First Lines: Hello, namaste, buenos dias, and bonjour, Mira Nair! The basics. Name: Twinkle Mehra Age: Sixteen Occupation: Sadly, a junior at Pikes Peak Charter in Colorado Springs. And ugh, the only one who’s still sixteen.
So after Les Mis, I really needed something that was going to be cute and fast. In a word, short. I needed something vastly different than what I had just read. This has been on my shelf for a little while, so I thought it worth a try.
Twinkle knows in her bones that she’s meant to be a filmmaker. She has stories to tell and the determination to be one of the few female directors–and one of the fewer of color. But Twinkle is also a wallflower who feels like no one ever listens to her. So when Sahil Roy approaches her about doing a movie for the school’s Summer Festival, Twinkle’s on it. And the best part? Sahil is the twin brother of Neil Roy, Twinkle’s crush since forever. When the mysterious N begins emailing Twinkle about his crush on her, Twinkle just knows it’s Neil, finally seeing her. The only inconvenient thing is that in the process of making this movie, Twinkle is discovering she’s falling hard for Sahil…but is that enough?
This is a romantic comedy, plain and simple. There are awkward moments (people tripping over air, babbling incoherently, etc.), everybody pairing up, and lots of tension. It started off really goofy, got a bit cliche, got emotional, and ended with that emoji with the hearts for eyes. (Clearly, it’s a Shakespearean comedy at this point.) I wasn’t looking for a life-changing book here and I feel like defending it because that’s so not the point of it. It’s meant to be an adorable love story.
I will say that it was like a sucker punch to the feels though. I mean, I was reading this on my birthday and I was just weeping. That’s totally what I wanted to happen… But there were moments that were just so real you couldn’t help but react to them. Or at least I couldn’t. Twinkle and my high school self…we had a lot in common. And it hit me hard.

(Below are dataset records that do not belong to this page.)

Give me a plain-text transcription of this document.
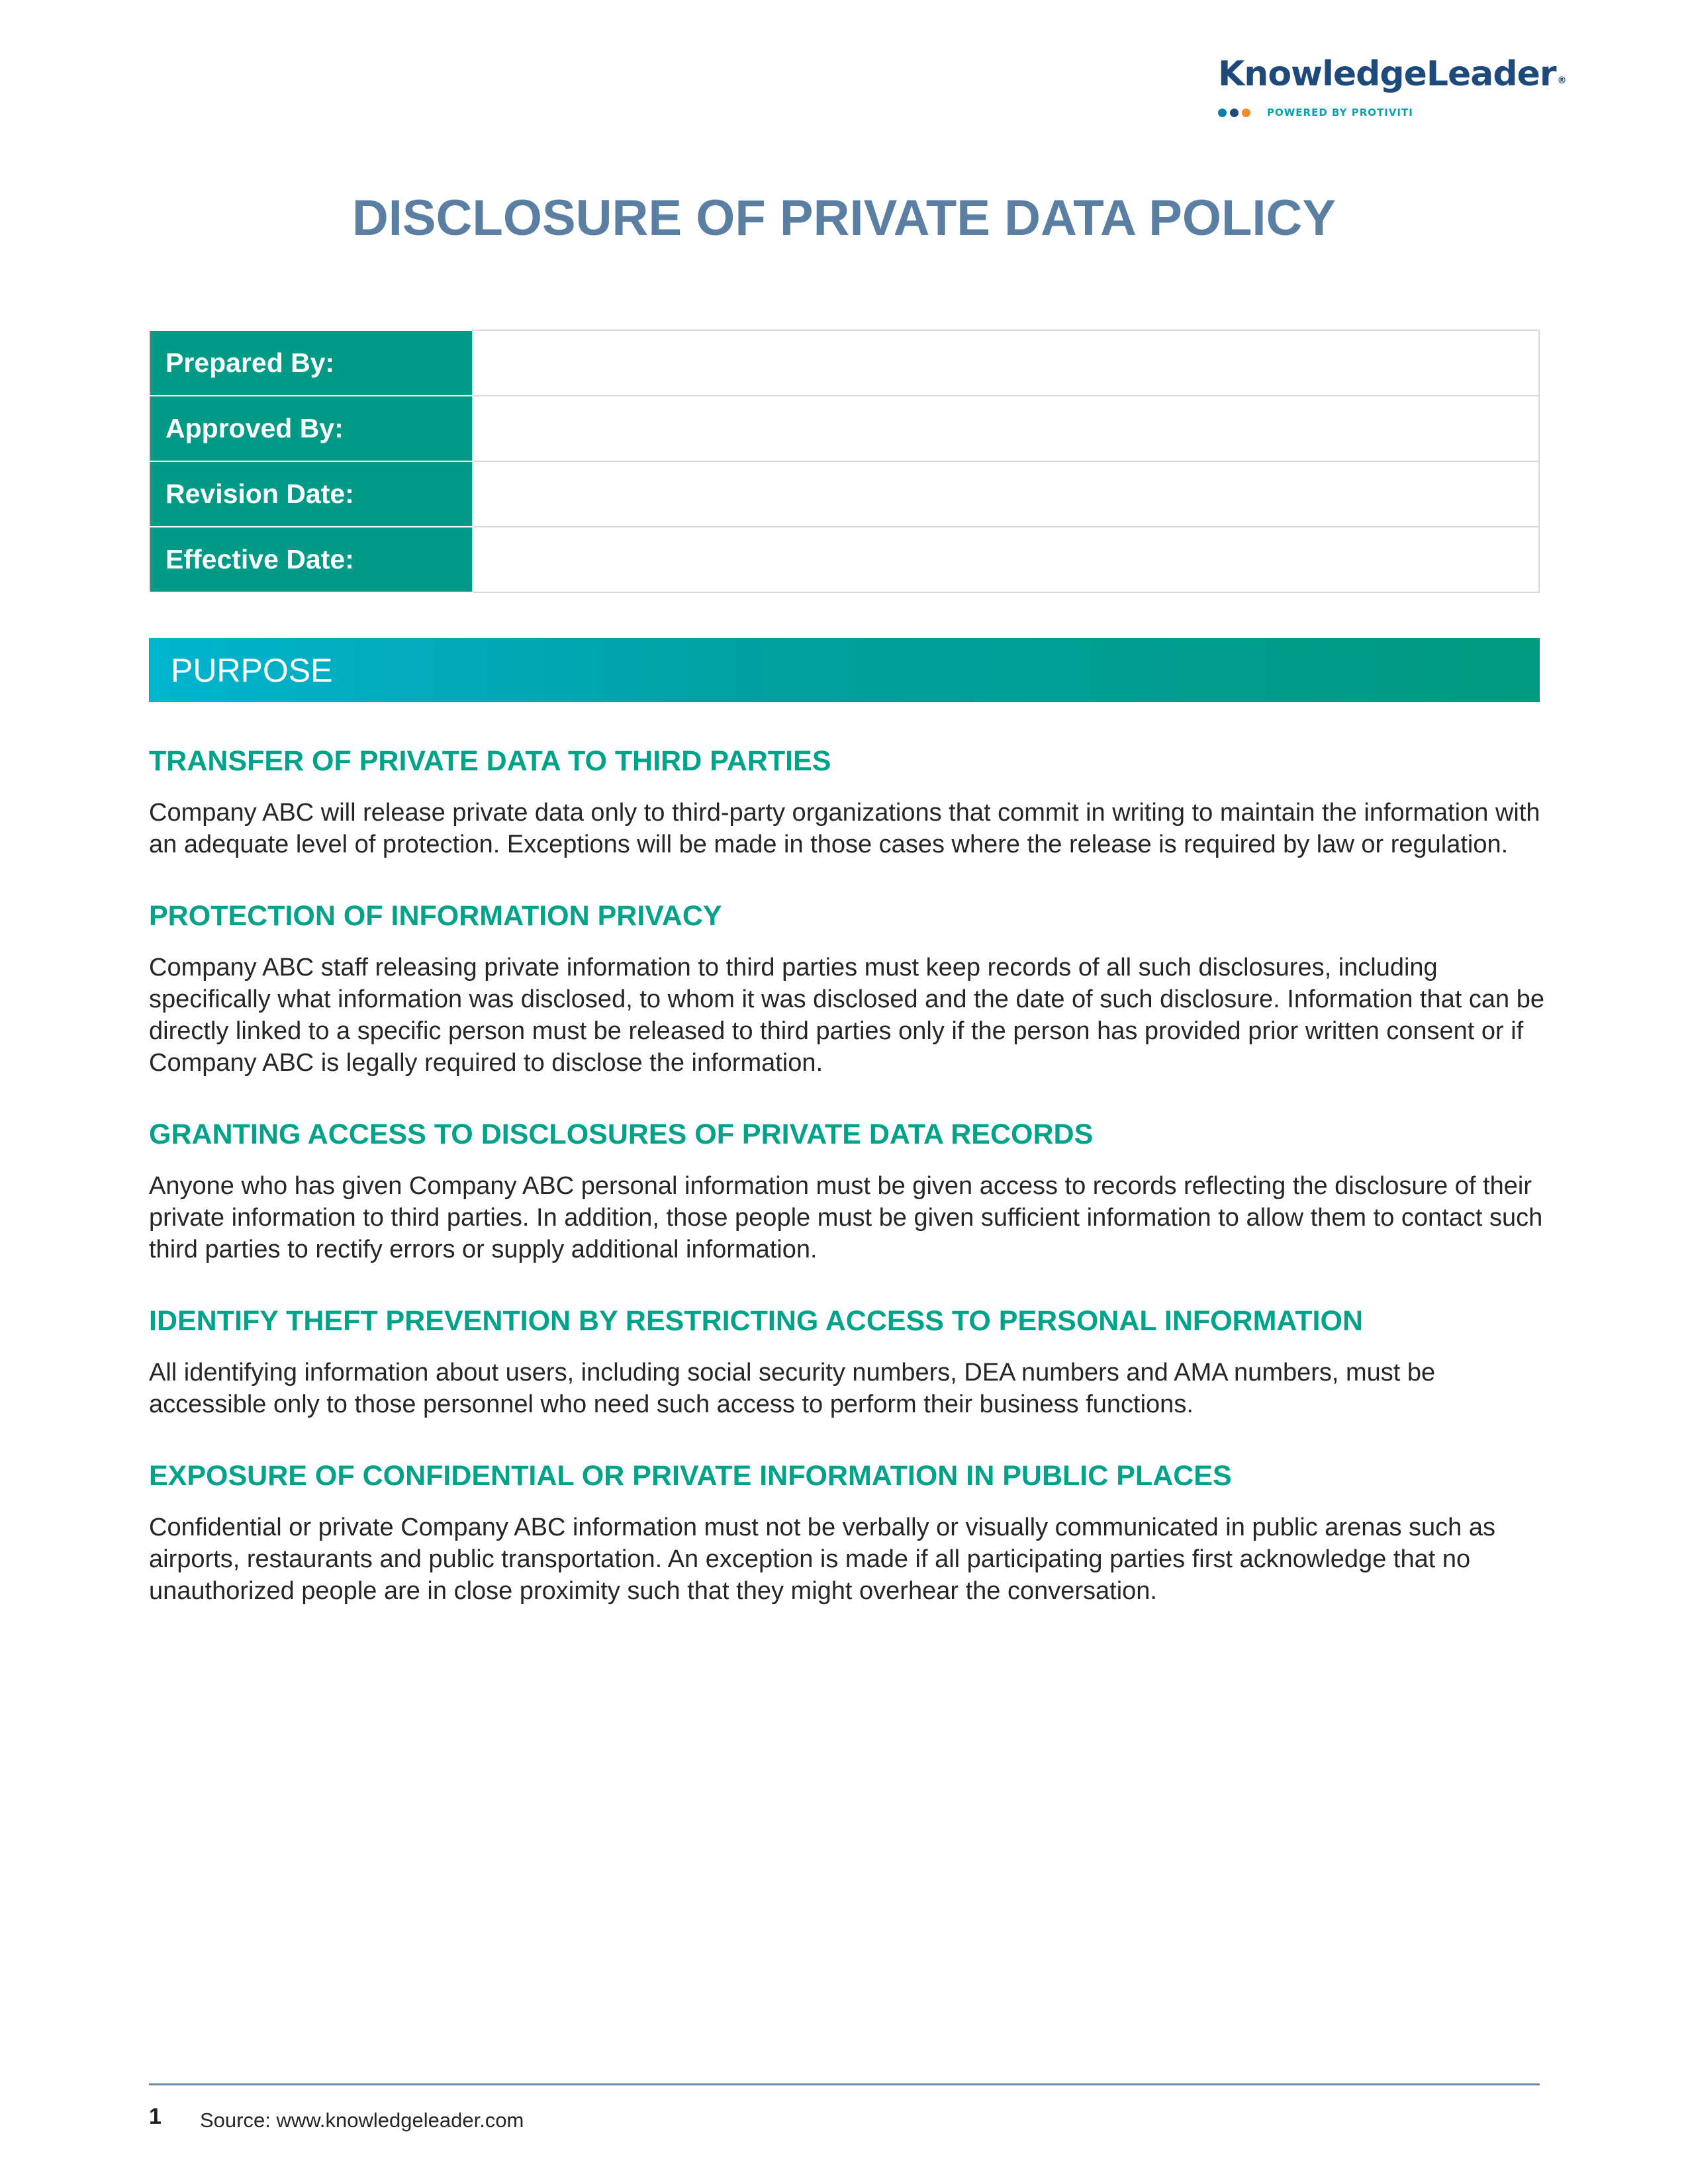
KnowledgeLeader ®
POWERED BY PROTIVITI
DISCLOSURE OF PRIVATE DATA POLICY
Prepared By:	
Approved By:	
Revision Date:	
Effective Date:	
PURPOSE
TRANSFER OF PRIVATE DATA TO THIRD PARTIES

Company ABC will release private data only to third-party organizations that commit in writing to maintain the information with an adequate level of protection. Exceptions will be made in those cases where the release is required by law or regulation.

PROTECTION OF INFORMATION PRIVACY

Company ABC staff releasing private information to third parties must keep records of all such disclosures, including specifically what information was disclosed, to whom it was disclosed and the date of such disclosure. Information that can be directly linked to a specific person must be released to third parties only if the person has provided prior written consent or if Company ABC is legally required to disclose the information.

GRANTING ACCESS TO DISCLOSURES OF PRIVATE DATA RECORDS

Anyone who has given Company ABC personal information must be given access to records reflecting the disclosure of their private information to third parties. In addition, those people must be given sufficient information to allow them to contact such third parties to rectify errors or supply additional information.

IDENTIFY THEFT PREVENTION BY RESTRICTING ACCESS TO PERSONAL INFORMATION

All identifying information about users, including social security numbers, DEA numbers and AMA numbers, must be accessible only to those personnel who need such access to perform their business functions.

EXPOSURE OF CONFIDENTIAL OR PRIVATE INFORMATION IN PUBLIC PLACES

Confidential or private Company ABC information must not be verbally or visually communicated in public arenas such as airports, restaurants and public transportation. An exception is made if all participating parties first acknowledge that no unauthorized people are in close proximity such that they might overhear the conversation.

1 Source: www.knowledgeleader.com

Twinkle is kind of a fun character. In love with Neil Roy, Twinkle is pretty much oblivious to anyone else. And then when Sahil Roy, Neil’s identical twin brother, suddenly shares Twinkle’s love of film, she starts noticing him more. Then she needs to start questioning what she saw in Neil to begin with. She’s a devoted filmmaker who writes this story as though it’s her diary, with each entry being written to a different famous female filmmaker. I liked that Twinkle was so devoted to being herself and representing people like her. It’s an admirable goal.
But, in my opinion, Sahil was the scene stealer. That boy was cute. Everything he did radiated sweetness and it was just adorable to read every scene he was in. I loved that.
The only “down side” to this was that I felt the dialogue wasn’t always realistic. Sahil and Twinkle (among other characters) do talk like teens, but there were also moments where one would go, “It’s clear you’re not listening right now. We’ll continue this conversation later.” I mean, it’s fabulous in terms of communication skills and I wish more people talked like this rather than getting angry, but I have never once heard a sixteen year old say this. It seemed like it was there more to provoke thought than to actually sound like the characters. Maybe that’s just me.
Anyway, it was cute and I devoured it pretty quickly. Definitely a nice change of pace from what I had been reading.